ROGUE WANDERER: Falling headlong into a book

Published 7:00 am Thursday, November 7, 2024

I woke to a day of freezing fog, which seemed appropriate. I don’t like to fall into the trap of writing about “how different things were” or “in the good old days …”

The rosy backward glance is often obscured by optimism, though my early days still appear mostly fair, even under scrutiny. We yearn for a perfection, whether the past or the future, we know there’s a finer elusive place. In Joni Mitchell’s “Chelsea Morning,” she sings: “Oh, won’t you stay? We’ll put on the day. And we’ll talk in present tenses.”

My translation is that we can take on the day as it is and work toward what we know to be good, no matter how we feel. I’m not moving to England, yet.
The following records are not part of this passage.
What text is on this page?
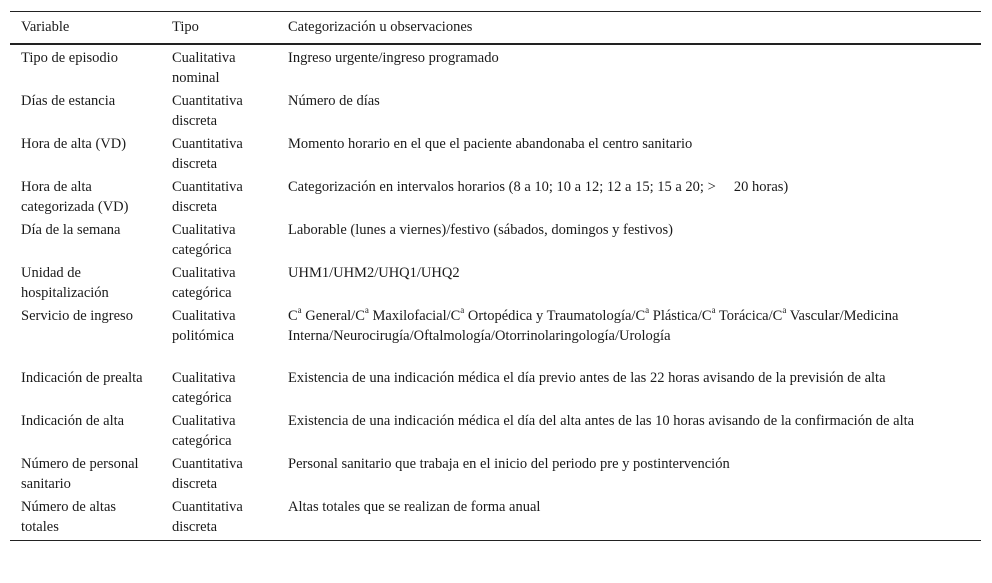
Variable	Tipo	Categorización u observaciones
Tipo de episodio	Cualitativa nominal	Ingreso urgente/ingreso programado
Días de estancia	Cuantitativa discreta	Número de días
Hora de alta (VD)	Cuantitativa discreta	Momento horario en el que el paciente abandonaba el centro sanitario
Hora de alta categorizada (VD)	Cuantitativa discreta	Categorización en intervalos horarios (8 a 10; 10 a 12; 12 a 15; 15 a 20; >  20 horas)
Día de la semana	Cualitativa categórica	Laborable (lunes a viernes)/festivo (sábados, domingos y festivos)
Unidad de hospitalización	Cualitativa categórica	UHM1/UHM2/UHQ1/UHQ2
Servicio de ingreso	Cualitativa politómica	$C^a$ General/$C^a$ Maxilofacial/$C^a$ Ortopédica y Traumatología/$C^a$ Plástica/$C^a$ Torácica/$C^a$ Vascular/Medicina Interna/Neurocirugía/Oftalmología/Otorrinolaringología/Urología
Indicación de prealta	Cualitativa categórica	Existencia de una indicación médica el día previo antes de las 22 horas avisando de la previsión de alta
Indicación de alta	Cualitativa categórica	Existencia de una indicación médica el día del alta antes de las 10 horas avisando de la confirmación de alta
Número de personal sanitario	Cuantitativa discreta	Personal sanitario que trabaja en el inicio del periodo pre y postintervención
Número de altas totales	Cuantitativa discreta	Altas totales que se realizan de forma anual
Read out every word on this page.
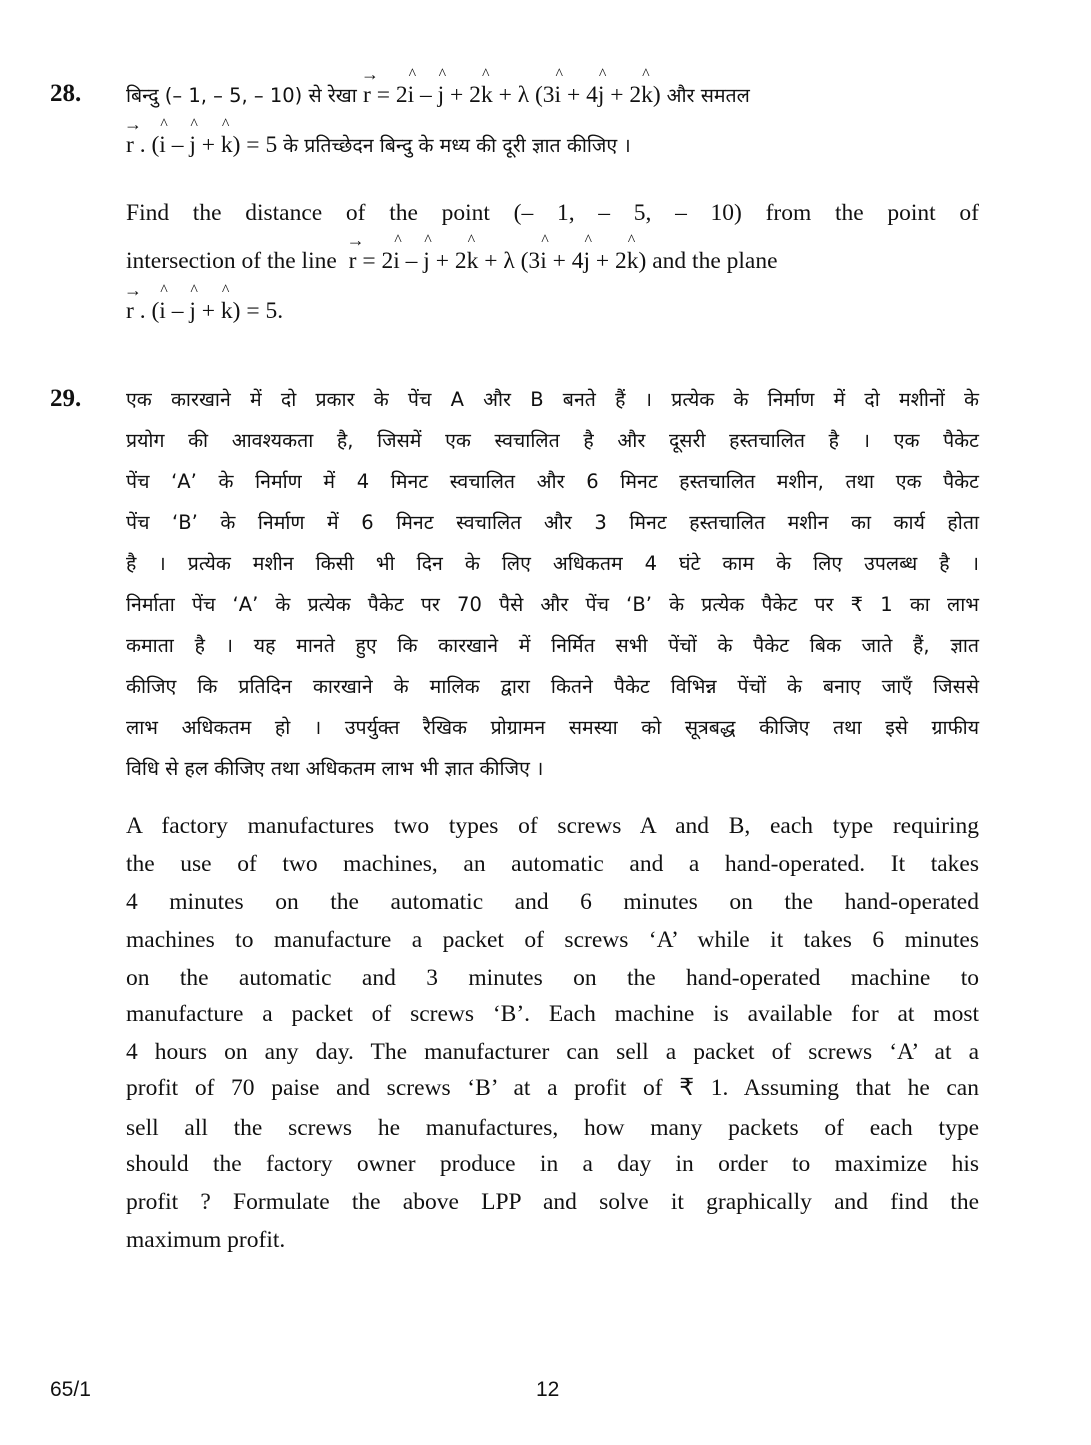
28. बिन्दु (– 1, – 5, – 10) से रेखा
→
r = 2
^
i –
^
j + 2
^
k + λ (3
^
i + 4
^
j + 2
^
k) और समतल
→
r . (
^
i –
^
j +
^
k) = 5 के प्रतिच्छेदन बिन्दु के मध्य की दूरी ज्ञात कीजिए ।
Find the distance of the point (– 1, – 5, – 10) from the point of
intersection of the line
→
r = 2
^
i –
^
j + 2
^
k + λ (3
^
i + 4
^
j + 2
^
k) and the plane
→
r . (
^
i –
^
j +
^
k) = 5.
29. एक कारखाने में दो प्रकार के पेंच A और B बनते हैं । प्रत्येक के निर्माण में दो मशीनों के
प्रयोग की आवश्यकता है, जिसमें एक स्वचालित है और दूसरी हस्तचालित है । एक पैकेट
पेंच ‘A’ के निर्माण में 4 मिनट स्वचालित और 6 मिनट हस्तचालित मशीन, तथा एक पैकेट
पेंच ‘B’ के निर्माण में 6 मिनट स्वचालित और 3 मिनट हस्तचालित मशीन का कार्य होता
है । प्रत्येक मशीन किसी भी दिन के लिए अधिकतम 4 घंटे काम के लिए उपलब्ध है ।
निर्माता पेंच ‘A’ के प्रत्येक पैकेट पर 70 पैसे और पेंच ‘B’ के प्रत्येक पैकेट पर ₹ 1 का लाभ
कमाता है । यह मानते हुए कि कारखाने में निर्मित सभी पेंचों के पैकेट बिक जाते हैं, ज्ञात
कीजिए कि प्रतिदिन कारखाने के मालिक द्वारा कितने पैकेट विभिन्न पेंचों के बनाए जाएँ जिससे
लाभ अधिकतम हो । उपर्युक्त रैखिक प्रोग्रामन समस्या को सूत्रबद्ध कीजिए तथा इसे ग्राफीय
विधि से हल कीजिए तथा अधिकतम लाभ भी ज्ञात कीजिए ।
A factory manufactures two types of screws A and B, each type requiring
the use of two machines, an automatic and a hand-operated. It takes
4 minutes on the automatic and 6 minutes on the hand-operated
machines to manufacture a packet of screws ‘A’ while it takes 6 minutes
on the automatic and 3 minutes on the hand-operated machine to
manufacture a packet of screws ‘B’. Each machine is available for at most
4 hours on any day. The manufacturer can sell a packet of screws ‘A’ at a
profit of 70 paise and screws ‘B’ at a profit of ₹ 1. Assuming that he can
sell all the screws he manufactures, how many packets of each type
should the factory owner produce in a day in order to maximize his
profit ? Formulate the above LPP and solve it graphically and find the
maximum profit.
65/1	12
Looking back over my longish history, there has been one vehicle throughout each decade that has provided my wardrobe to Narnia, the gate in my secret garden, a trip to Macomb, Alabama, in the 1930s, or aboard the whaling ship Essex, a place along the trail with Lewis and Clark, and so many more beautifully harrowing and emotional explores. That is, books. It’s so true. Books have always elicited emotions and taken me places that I didn’t know I needed to feel or visit. I feel sorry for people who can’t or don’t read.

We didn’t do much when I was a little kid, and that could explain why I fell overboard for stories at a very young age. We went for groceries on Saturday, to church on Sunday, and to visit my grandparents’ farm for special dinners and holidays, and those were all chapters, too, if I read them right.

Today, folks seem always on the way to somewhere else. Don’t misunderstand, I was happy, but I’m not judging modern lifestyles (much). I honestly didn’t care to leave home because I had a stack of books — passports. I could adventure anywhere I wanted to go. That fact also may have attributed to a lack of social skills as a young person, which I fortunately outgrew.

It follows that I have great regard for our libraries. They are top-notch. But my favorite book store for new volumes is Rebel Heart in Jacksonville. What store owner Eileen Bobeck doesn’t have on the shelf, she orders for me. I don’t flinch at paying $20 or so for hours’ worth of entertainment. It’s a rare modern-day bargain. She also sells my books.

So, fellow book lovers, please mark your calendars for Saturday, Nov. 16. From 1 to 3 p.m. Rebel Heart is hosting a local author book fair at the Jacksonville library. I’m honored to have been invited to join them. I’m as excited to meet and talk with fellow wordsmiths as I am to be there with my books and meet readers.

I’m also “working on” a new book. I mean, I have begun, which is something. But writing a book is agonizingly slow for me.

The story idea is a solid lulu, provided I can pull it off. I’m counting on a long, cold and lonely winter to keep me indoors and at the Dell typing out pages by the fireside with a pipe. Scratch that. Writing requires discipline — something of which I have been known to have in short supply.

And now, some of you have been wondering what the cat boys are up to. Anyway, that’s what King Edward tells me. Today, I ordered a bottle of Feliway from Amazon. It’s not cheap but it’s supposed to help anxious cats who hate each other’s cat guts to mellow out.

It’s Eddie. He is obnoxiously agitated at times. He chirps and meows around Cricket saying something that sounds a lot like, “Off with his head,” until Cricket has his fill and tears after him. I would, too. Neither of them hurt one another but the animosity is cluttering my cozy home. I’m thinking about a third kitty to really mix things up. Cricket could use a playmate, and Eddie would have another head to threaten.